Ancora sconosciute le motivazioni
Il caso aveva suscitato clamore per la personalità coinvolta, un alto prelato professore emerito della Facoltà di Teologia di Lugano che ha contribuito a fondare. La scarcerazione ordinata dal giudice dei provvedimenti coercitivi tre giorni dopo l’arresto aveva lasciato presagire un possibile decreto d’abbandono. L’avvocato di difesa, Elio Brunetti, era convinto di questo esito “sin dal momento in cui ho assunto il mandato di difesa”, ha scritto il legale in una nota inviata ieri agli organi d’informazione, nella quale evidenzia: “Con l’emanazione del decreto di abbandono odierno la Magistratura ha accertato la totale estraneità di monsignor Azzolino Chiappini dai reati ipotizzati”. Ieri abbiamo tentato invano di raggiungere l’avvocato per conoscere le motivazioni del decreto di abbandono firmato dalla procuratrice pubblica, titolare dell’inchiesta, che ad ora rimangono sconosciute. Brunetti, nella stessa nota stampa, dichiara inoltre: “Ciò detto non posso esimermi dallo stigmatizzare come taluni organi di stampa si siano affrettati a rendere pubblico, infangandolo, il nome del mio assistito e ciò prima ancora della decisione del Giudice dei provvedimenti coercitivi di non confermare l’arresto non ritenendone dati i presupposti”. Da noi interpellato il giorno della scarcerazione di don Azzolino Chiappini disposta dal giudice dei provvedimenti coercitivi, Brunetti aveva fra l’altro dichiarato come la presunta vittima, la 48enne di origine finlandese, dopo una visita medica, non avesse riscontrato nessuna lesione fisica né psicologica. Un elemento che appare decisivo alla luce dell’abbandono dell’inchiesta penale comunicato ieri dalla pp Pamela Pedretti, oltre al fatto che la donna non si sia mai costituita accusatrice privata.
Le inchieste giornalistiche delle ore successive l’avvio delle indagini avevano messo in evidenza dettagli sulla vicenda che ha investito il sacerdote, nessuno dei quali, tuttavia, costitutivo di alcuna rilevanza penale. Ad esempio, nell’appartamento di via Borghetto 2 dove abitava Chiappini, abitazione di proprietà della Diocesi dove la donna avrebbe vissuto per diversi anni, sarebbero state rinvenute grosse quantità di scatole contenenti merci – prevalentemente indumenti e scarpe – ordinate dal sacerdote online. Oltre a questo scenario, un motivo di sospetto era stato il fatto che l’accesso all’appartamento era praticamente precluso, dal momento che il sacerdote aveva più volte respinto gli operai chiamati dalla Curia per lavori di manutenzione.

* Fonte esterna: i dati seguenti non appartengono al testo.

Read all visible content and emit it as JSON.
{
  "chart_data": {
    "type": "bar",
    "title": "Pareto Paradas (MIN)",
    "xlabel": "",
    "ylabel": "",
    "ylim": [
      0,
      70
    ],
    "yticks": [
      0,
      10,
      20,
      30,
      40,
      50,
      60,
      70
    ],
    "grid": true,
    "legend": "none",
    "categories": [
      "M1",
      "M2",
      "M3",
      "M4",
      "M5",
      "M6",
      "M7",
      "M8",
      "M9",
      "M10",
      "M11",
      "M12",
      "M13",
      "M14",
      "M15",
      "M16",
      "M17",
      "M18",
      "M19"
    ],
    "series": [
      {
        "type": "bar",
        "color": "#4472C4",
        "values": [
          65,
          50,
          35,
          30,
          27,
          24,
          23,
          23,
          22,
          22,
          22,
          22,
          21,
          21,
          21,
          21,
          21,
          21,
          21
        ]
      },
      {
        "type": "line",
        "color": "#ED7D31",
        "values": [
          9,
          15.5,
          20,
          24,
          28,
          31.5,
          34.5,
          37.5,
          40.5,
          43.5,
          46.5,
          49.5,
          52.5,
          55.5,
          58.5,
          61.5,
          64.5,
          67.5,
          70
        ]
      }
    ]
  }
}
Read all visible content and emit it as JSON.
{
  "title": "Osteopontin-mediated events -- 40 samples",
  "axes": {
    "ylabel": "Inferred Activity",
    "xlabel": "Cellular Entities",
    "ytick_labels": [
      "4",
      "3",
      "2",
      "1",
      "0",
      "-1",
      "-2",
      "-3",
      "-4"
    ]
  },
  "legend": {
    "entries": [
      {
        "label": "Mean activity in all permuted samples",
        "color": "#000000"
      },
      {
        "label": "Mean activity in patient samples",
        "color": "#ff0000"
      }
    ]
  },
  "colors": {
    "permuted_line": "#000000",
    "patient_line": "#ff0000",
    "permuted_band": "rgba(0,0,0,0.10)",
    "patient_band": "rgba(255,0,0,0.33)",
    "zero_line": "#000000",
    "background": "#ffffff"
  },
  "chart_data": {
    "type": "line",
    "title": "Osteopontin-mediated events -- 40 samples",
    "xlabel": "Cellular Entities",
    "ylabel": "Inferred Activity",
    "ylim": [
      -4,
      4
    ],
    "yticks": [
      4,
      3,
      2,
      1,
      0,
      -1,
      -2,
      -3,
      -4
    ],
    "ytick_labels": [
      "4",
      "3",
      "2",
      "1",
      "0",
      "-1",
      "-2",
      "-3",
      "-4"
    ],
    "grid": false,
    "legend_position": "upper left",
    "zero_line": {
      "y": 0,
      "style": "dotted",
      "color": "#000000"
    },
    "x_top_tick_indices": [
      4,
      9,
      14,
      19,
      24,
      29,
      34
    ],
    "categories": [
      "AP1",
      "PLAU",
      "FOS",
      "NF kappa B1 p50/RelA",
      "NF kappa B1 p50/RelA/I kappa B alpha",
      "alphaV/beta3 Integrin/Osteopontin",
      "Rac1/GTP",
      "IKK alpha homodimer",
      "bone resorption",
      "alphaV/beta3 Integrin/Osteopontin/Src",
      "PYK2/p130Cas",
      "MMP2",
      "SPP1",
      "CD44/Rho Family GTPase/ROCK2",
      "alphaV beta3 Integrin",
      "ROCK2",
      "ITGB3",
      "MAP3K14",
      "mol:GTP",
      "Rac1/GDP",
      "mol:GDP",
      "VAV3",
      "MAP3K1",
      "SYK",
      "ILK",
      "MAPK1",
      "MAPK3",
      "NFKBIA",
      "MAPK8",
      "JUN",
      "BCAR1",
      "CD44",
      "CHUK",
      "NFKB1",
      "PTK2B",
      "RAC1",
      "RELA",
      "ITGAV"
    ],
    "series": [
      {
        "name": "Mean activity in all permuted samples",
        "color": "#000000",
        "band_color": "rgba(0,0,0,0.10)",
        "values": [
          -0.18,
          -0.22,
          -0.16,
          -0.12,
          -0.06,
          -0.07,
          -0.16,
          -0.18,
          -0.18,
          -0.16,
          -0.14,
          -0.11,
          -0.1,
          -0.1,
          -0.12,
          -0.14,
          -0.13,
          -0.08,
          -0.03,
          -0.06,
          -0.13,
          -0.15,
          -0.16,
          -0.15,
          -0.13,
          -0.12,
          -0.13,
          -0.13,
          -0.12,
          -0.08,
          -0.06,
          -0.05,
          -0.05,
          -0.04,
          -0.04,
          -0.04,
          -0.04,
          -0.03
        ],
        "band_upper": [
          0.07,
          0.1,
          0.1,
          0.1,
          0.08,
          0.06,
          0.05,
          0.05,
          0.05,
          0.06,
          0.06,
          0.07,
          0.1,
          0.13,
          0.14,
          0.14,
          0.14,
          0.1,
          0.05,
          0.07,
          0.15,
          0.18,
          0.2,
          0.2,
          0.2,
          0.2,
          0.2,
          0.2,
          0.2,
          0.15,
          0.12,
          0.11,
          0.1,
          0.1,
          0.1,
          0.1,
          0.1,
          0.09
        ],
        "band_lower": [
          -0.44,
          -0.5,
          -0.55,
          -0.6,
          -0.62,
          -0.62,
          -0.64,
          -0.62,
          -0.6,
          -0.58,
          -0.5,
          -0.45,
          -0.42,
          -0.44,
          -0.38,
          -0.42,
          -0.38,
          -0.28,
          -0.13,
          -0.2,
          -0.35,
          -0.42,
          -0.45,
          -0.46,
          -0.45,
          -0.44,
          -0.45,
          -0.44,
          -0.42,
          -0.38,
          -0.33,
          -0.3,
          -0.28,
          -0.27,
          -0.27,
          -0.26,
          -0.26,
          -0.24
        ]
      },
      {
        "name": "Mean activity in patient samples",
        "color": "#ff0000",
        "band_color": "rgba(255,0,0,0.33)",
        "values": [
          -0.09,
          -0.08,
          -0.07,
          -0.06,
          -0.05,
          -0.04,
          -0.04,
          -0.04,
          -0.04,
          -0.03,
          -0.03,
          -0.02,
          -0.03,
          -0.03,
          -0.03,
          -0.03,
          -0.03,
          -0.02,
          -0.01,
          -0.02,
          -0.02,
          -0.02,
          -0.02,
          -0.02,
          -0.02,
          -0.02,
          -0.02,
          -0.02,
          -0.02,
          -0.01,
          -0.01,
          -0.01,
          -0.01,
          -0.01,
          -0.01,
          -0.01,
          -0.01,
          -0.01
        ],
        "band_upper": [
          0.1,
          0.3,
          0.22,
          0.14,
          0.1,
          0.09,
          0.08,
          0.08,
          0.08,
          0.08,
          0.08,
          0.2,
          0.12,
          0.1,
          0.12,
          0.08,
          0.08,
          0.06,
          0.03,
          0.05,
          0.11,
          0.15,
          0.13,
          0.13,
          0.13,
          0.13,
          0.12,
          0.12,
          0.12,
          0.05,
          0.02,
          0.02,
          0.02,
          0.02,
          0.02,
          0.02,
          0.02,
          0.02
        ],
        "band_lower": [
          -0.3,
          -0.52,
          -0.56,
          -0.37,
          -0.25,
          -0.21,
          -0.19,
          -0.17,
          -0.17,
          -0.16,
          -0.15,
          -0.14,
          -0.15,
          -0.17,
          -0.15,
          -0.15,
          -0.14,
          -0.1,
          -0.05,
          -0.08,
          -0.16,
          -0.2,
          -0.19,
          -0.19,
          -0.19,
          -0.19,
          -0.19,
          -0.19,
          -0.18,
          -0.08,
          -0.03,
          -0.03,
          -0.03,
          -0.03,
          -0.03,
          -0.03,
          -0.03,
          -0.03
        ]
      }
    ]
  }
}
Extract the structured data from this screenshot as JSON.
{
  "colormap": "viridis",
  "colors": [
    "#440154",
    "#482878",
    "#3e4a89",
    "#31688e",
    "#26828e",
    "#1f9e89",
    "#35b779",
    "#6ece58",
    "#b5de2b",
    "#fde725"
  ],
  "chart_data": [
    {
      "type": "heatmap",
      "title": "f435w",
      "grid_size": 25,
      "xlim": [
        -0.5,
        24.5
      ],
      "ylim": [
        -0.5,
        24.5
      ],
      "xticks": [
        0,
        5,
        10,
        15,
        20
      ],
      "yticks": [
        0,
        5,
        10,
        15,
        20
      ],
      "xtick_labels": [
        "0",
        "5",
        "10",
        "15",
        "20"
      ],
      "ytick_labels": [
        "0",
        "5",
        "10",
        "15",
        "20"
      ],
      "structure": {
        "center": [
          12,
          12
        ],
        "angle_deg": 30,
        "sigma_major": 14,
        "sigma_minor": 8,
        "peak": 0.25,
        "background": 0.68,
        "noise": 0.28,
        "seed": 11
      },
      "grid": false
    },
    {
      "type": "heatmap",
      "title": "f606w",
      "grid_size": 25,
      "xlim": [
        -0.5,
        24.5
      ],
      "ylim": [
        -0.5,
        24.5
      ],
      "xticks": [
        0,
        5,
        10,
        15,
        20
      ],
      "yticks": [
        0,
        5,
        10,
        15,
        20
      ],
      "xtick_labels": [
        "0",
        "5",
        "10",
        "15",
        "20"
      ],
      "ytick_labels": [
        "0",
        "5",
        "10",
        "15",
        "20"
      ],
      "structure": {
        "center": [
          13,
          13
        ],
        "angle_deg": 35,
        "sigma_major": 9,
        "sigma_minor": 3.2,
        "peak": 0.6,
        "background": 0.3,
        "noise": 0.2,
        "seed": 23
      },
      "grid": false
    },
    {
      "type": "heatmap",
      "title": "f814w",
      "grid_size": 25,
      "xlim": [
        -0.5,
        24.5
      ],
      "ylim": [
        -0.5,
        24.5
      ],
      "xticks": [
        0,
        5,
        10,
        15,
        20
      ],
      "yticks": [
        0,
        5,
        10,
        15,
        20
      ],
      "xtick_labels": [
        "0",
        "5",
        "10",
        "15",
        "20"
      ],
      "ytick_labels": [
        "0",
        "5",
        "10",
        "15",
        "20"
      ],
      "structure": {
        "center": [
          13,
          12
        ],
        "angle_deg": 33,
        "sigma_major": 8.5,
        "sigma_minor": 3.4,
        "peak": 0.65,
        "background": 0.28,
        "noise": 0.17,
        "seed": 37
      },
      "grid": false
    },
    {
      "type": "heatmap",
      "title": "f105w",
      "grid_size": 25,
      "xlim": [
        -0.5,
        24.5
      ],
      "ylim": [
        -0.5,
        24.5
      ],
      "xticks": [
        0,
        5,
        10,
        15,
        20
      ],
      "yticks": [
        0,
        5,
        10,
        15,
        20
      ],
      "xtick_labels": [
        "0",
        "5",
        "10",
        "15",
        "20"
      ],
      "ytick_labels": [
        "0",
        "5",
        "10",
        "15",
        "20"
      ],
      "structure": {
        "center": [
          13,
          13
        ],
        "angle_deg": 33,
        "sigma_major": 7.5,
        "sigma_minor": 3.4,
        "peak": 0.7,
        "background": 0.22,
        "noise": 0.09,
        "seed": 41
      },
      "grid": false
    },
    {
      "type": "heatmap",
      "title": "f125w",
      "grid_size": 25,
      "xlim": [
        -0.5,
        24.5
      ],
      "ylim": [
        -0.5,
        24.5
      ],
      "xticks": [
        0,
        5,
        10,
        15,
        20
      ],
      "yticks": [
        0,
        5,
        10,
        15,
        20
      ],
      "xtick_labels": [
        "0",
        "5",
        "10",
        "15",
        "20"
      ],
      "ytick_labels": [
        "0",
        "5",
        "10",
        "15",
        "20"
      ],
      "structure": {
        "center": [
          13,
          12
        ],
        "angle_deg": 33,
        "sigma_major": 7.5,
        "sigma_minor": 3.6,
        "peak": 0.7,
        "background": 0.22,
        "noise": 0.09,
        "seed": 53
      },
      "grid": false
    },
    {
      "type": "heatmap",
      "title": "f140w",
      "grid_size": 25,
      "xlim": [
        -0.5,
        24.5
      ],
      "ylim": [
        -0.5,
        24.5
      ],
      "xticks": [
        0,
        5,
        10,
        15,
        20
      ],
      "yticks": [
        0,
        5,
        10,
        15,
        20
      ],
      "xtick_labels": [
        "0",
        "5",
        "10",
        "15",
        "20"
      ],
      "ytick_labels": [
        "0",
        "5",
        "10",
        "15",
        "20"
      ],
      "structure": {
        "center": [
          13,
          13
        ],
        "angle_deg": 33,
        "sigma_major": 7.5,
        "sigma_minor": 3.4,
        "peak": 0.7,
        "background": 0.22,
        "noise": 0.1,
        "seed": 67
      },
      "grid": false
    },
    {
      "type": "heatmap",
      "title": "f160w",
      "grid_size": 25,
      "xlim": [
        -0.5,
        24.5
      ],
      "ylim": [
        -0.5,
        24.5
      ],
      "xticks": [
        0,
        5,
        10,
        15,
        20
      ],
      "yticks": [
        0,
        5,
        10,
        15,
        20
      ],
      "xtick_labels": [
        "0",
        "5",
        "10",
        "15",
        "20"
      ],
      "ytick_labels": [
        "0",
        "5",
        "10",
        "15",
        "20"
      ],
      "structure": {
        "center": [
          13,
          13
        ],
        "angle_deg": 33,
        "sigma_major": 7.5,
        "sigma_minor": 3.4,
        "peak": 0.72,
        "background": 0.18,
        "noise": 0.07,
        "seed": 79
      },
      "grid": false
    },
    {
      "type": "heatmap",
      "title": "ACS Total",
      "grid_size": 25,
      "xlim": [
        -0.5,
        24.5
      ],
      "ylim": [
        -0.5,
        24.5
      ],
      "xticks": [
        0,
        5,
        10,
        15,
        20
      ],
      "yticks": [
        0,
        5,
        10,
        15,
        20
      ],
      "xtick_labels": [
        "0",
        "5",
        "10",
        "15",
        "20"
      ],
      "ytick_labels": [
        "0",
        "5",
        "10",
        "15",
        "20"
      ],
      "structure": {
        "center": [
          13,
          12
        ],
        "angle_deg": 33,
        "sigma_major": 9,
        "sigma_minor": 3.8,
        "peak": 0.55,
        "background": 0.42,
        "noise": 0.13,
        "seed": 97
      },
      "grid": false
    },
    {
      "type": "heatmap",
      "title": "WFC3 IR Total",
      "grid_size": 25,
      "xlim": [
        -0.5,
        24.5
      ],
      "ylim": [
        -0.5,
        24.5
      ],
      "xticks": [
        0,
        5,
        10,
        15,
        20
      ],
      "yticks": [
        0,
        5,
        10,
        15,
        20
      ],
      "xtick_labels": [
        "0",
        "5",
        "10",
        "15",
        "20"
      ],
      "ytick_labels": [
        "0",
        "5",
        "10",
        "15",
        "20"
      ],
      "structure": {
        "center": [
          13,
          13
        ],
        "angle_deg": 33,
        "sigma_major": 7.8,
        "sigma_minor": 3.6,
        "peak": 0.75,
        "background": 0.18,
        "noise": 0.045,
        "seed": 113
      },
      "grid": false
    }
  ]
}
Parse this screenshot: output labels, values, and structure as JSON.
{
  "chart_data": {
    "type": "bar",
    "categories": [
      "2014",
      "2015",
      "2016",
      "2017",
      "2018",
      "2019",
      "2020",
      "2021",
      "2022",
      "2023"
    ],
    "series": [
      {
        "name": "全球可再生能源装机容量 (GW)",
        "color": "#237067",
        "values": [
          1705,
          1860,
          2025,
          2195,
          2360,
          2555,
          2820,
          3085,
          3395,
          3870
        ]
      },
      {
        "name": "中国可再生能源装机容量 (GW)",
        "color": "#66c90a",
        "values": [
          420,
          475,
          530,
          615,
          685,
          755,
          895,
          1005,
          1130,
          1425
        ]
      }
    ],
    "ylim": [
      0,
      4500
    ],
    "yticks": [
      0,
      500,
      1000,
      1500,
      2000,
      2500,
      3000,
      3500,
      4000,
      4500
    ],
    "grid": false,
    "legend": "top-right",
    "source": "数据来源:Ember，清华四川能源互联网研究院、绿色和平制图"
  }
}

Intanto, nel giorno del decreto d’abbandono, si è mossa anche la Curia. “La Diocesi ha seguito con attenzione l’indagine – si legge in una nota inviata ai media – e accoglie ora con favore il fatto che la Magistratura abbia confermato l’assenza di qualsiasi condotta di rilevanza penale”. Sempre la Curia fa sapere che il sacerdote, nonostante sia stato completamente scagionato da ogni accusa, si è autosollevato da tutti gli incarichi che aveva ancora in seno alla Diocesi. Solo due giorni fa, nell’edizione de la-Regione di martedì, avevamo riferito del fatto che don Azzolino era ancora attivo, in linea teorica, nell’insegnamento alla Facoltà di Teologia. Sebbene quest’ultima ci abbia poi spiegato che i corsi erano di fatto sospesi, il sacerdote compariva ancora nell’organigramma. Ma non sarà più così: “Al di là della decisione a cui è pervenuta l’autorità giudiziaria, a seguito del grande clamore mediatico suscitato attorno alla sua persona, il presbitero ha ritenuto di dover rinunciare a tutti gli incarichi finora ricoperti in Diocesi, compreso l’insegnamento presso la Facoltà di Teologia di Lugano”.